A naive implementation could convert the integer numbers to their floating point equivalents:

{% highlight ruby %}
def compose(fg, bg)
  return bg if fg.a == 0
  return fg if fg.a == 255

  fg_alpha = fg.a / 255.0
  bg_alpha = fg.a / 255.0
  alpha_complement = (1.0 - fg_alpha) * bg_alpha

  new_r = (fg_alpha * fg.r + alpha_complement * bg.r).round
  new_g = (fg_alpha * fg.g + alpha_complement * bg.g).round
  new_b = (fg_alpha * fg.b + alpha_complement * bg.b).round
  new_a = ((fg_alpha + alpha_complement) * 255).round

  Pixel.rgba(new_r, new_g, new_b, new_a)
end
{% endhighlight %}

This implementation is already a little bit optimized: no unnecessary conversions and calculations are being performed. However, this composition can be done a lot quicker after realizing that 255 is almost a power of two, in which computers excel because it can use bitwise operators and shifting for some calculations.

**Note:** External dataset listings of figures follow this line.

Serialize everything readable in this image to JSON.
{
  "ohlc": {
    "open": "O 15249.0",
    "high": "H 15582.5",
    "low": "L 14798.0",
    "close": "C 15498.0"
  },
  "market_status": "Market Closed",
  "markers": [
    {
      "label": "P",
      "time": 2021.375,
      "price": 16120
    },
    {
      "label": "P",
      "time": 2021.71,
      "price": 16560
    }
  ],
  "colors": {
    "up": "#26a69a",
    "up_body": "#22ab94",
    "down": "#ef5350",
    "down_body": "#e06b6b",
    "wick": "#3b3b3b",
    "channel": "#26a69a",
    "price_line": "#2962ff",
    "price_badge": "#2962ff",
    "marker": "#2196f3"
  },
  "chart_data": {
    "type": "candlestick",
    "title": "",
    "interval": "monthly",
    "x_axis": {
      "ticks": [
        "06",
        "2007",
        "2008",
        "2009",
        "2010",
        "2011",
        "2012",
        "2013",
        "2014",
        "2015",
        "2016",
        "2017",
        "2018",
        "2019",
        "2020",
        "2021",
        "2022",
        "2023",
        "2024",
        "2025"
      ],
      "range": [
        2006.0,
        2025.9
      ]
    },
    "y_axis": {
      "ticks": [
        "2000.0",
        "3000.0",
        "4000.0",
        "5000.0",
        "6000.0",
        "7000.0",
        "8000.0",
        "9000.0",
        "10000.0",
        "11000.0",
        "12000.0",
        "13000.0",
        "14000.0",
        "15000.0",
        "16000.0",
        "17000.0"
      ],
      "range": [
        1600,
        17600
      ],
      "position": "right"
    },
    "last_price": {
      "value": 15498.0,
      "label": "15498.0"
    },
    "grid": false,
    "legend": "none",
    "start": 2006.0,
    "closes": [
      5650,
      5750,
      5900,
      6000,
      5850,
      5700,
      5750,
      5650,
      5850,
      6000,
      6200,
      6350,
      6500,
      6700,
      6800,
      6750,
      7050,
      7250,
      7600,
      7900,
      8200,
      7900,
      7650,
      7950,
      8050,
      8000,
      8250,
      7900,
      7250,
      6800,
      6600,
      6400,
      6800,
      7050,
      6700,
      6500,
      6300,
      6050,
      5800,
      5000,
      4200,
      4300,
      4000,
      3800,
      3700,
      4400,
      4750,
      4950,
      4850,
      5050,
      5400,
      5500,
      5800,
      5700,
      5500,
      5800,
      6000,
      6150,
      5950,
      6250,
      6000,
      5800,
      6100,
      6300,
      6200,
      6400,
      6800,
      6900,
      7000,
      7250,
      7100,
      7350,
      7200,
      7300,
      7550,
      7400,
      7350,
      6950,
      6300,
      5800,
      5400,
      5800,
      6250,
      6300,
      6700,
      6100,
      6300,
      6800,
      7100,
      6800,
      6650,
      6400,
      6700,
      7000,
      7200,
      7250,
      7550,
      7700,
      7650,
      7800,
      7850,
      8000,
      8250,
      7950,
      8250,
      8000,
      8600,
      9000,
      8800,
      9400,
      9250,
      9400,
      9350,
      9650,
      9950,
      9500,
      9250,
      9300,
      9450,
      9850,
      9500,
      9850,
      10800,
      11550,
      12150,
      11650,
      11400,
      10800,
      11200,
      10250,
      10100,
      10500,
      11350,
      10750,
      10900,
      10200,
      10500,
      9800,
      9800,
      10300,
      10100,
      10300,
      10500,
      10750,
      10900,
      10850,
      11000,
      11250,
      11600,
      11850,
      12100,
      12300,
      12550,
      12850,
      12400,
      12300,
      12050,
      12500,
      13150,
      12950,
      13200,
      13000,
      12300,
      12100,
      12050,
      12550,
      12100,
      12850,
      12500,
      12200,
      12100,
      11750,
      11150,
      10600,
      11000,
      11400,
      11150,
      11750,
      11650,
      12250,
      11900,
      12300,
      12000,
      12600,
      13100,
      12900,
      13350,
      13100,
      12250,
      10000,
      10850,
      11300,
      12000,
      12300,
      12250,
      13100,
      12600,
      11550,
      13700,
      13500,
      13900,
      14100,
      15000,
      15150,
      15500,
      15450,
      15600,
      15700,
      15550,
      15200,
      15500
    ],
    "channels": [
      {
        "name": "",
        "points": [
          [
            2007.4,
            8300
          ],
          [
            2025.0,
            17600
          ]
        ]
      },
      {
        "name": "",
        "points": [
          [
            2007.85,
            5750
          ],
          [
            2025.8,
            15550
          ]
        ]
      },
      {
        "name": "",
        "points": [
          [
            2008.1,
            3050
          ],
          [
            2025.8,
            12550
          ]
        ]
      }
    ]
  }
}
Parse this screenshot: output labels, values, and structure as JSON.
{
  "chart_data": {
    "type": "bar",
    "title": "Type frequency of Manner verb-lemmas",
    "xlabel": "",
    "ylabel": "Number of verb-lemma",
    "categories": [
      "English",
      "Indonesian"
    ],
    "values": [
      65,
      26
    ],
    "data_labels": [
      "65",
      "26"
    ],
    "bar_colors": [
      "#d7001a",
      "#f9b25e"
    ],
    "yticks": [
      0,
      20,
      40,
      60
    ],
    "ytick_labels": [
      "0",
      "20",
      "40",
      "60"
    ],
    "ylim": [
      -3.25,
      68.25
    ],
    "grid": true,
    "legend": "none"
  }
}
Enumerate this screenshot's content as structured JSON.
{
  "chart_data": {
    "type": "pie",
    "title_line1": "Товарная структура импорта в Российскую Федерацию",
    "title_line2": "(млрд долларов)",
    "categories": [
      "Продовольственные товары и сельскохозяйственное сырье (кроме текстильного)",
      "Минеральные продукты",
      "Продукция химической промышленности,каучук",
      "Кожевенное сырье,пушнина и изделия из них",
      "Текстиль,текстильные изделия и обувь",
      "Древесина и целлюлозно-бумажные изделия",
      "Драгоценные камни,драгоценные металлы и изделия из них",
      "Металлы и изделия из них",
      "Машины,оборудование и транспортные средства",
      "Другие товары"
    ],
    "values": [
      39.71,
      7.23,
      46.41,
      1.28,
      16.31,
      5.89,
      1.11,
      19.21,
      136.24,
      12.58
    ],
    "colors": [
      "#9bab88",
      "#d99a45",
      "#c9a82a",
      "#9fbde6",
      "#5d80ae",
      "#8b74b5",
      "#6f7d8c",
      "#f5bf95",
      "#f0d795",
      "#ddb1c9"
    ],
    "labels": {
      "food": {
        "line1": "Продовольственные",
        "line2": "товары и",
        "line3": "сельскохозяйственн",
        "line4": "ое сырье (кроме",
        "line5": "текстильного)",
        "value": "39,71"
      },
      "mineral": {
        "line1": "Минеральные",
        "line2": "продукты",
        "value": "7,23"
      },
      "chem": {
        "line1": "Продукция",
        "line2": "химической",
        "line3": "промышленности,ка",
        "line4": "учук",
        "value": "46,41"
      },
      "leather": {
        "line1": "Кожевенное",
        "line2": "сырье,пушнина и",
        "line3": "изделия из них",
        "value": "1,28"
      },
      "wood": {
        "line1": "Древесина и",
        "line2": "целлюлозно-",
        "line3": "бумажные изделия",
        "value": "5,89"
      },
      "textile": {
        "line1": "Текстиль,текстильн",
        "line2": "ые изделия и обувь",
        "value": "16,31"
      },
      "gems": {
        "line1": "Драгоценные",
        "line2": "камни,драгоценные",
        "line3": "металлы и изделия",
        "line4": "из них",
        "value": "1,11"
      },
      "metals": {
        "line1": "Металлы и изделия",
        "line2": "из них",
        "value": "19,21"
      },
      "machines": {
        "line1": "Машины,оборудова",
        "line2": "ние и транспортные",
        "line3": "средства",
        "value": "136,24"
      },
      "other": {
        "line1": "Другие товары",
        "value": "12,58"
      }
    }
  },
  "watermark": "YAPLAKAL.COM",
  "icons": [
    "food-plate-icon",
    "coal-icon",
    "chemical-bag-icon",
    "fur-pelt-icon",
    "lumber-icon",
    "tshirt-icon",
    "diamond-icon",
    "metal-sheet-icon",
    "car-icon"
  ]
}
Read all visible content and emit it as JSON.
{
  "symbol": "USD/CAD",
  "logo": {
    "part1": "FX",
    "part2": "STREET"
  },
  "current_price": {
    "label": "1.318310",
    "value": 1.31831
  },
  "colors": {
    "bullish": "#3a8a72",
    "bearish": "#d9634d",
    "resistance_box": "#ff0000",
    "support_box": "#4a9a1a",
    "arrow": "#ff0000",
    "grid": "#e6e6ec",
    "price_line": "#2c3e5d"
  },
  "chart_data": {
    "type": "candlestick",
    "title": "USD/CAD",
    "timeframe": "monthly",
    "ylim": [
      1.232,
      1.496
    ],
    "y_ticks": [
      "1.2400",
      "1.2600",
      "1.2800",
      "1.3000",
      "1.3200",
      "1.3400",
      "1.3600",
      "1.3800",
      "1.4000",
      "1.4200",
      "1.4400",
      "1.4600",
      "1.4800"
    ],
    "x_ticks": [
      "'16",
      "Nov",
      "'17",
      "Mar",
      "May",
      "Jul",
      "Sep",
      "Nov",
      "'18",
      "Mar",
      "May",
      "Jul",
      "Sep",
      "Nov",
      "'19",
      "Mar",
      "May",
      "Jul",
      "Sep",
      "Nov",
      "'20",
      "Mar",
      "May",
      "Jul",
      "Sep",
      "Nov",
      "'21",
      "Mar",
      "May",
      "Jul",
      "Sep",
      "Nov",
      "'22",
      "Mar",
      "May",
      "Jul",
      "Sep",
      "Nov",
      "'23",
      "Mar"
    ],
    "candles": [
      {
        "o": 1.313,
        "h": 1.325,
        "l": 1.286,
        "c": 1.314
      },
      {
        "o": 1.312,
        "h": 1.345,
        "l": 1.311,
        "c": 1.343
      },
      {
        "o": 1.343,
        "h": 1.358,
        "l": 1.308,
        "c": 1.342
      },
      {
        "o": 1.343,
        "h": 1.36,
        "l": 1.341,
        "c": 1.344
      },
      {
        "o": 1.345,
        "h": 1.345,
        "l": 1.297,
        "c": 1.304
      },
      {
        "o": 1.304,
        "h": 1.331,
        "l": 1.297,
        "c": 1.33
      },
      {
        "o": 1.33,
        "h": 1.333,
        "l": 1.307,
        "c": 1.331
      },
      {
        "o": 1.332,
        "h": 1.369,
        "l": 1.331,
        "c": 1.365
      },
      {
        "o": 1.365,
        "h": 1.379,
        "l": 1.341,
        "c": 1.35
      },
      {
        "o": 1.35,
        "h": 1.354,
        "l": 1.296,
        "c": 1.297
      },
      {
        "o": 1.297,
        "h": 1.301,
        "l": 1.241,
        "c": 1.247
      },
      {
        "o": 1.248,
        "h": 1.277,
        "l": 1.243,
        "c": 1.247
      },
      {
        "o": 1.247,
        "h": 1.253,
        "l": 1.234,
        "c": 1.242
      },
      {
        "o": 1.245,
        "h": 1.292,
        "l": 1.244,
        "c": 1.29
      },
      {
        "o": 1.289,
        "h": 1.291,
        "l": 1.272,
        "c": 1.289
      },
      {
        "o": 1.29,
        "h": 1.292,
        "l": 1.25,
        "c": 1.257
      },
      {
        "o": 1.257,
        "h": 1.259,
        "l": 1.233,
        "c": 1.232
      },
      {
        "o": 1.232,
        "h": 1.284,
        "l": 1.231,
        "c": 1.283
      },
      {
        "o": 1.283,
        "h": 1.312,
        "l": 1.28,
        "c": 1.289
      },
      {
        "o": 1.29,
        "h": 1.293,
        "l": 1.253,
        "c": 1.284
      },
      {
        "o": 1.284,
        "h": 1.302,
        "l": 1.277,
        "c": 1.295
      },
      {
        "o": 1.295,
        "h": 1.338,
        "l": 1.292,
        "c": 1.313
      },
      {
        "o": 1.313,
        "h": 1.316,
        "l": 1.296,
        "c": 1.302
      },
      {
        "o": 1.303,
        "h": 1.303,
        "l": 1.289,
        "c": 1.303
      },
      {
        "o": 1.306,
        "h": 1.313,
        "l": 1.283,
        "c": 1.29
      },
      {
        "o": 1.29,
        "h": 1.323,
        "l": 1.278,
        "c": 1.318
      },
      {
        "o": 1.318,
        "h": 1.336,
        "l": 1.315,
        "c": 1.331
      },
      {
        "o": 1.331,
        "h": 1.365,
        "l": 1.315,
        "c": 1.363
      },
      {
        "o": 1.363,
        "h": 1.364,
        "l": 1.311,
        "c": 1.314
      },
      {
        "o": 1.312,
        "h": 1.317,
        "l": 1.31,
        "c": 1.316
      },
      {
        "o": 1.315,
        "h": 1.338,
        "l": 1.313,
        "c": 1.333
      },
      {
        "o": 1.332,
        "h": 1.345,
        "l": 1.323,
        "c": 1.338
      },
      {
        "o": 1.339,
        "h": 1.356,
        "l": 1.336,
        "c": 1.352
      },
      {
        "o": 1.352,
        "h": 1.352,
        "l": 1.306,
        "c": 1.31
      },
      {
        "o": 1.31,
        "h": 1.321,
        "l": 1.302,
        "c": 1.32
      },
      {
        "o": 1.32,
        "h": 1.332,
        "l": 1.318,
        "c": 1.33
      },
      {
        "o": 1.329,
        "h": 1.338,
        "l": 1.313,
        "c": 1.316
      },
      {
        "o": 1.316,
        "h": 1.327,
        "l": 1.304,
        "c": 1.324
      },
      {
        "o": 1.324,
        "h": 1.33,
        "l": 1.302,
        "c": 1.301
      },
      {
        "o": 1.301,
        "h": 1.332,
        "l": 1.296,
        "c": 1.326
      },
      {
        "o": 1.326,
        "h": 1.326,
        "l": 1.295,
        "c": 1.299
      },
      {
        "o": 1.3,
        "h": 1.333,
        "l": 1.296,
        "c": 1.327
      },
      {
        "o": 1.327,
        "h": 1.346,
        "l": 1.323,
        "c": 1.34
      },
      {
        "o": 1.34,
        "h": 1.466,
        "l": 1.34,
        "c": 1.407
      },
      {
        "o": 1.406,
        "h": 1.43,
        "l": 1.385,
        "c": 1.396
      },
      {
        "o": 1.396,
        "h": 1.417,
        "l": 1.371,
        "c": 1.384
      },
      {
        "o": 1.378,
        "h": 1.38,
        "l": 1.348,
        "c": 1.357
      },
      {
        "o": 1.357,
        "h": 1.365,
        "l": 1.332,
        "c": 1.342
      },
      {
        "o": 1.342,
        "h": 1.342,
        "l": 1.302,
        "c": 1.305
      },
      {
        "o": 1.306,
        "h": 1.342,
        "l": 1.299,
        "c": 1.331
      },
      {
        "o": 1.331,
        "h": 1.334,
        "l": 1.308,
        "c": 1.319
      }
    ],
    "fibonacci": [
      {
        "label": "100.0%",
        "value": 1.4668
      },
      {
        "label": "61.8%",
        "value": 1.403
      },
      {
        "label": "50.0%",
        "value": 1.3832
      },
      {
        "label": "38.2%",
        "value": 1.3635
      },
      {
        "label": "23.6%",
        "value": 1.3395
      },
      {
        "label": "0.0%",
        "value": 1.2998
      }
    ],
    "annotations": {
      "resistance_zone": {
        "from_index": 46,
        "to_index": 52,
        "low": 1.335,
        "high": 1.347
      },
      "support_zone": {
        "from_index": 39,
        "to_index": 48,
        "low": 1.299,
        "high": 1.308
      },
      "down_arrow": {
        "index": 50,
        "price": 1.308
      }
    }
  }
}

My new approach uses a quicker implementation of multiplication of 8-bit integers that represent floating numbers between 0 and 1:

{% highlight ruby %}
def compose(fg, bg)
  return bg if fg.a == 0
  return fg if fg.a == 255

  alpha_complement = multiply(255 - fg.a, bg.a)
  new_r = multiply(fg.a, fg.r) + multiply(alpha_complement, bg.r)
  new_g = multiply(fg.a, fg.g) + multiply(alpha_complement, bg.g)
  new_b = multiply(fg.a, fg.b) + multiply(alpha_complement, bg.b)
  new_a = fg.a + alpha_complement

  Pixel.rgba(new_r, new_g, new_b, new_a)
end

# Quicker alternative for (a * b / 255.0).round
def multiply(a, b)
  t = a * b + 0x80
  ((t >> 8) + t) >> 8
end
{% endhighlight %}

Note that the new implementation is less precise in theory, but this precision is lost anyway because we have to convert the values back to 8 bit RGBA values. Your thoughts?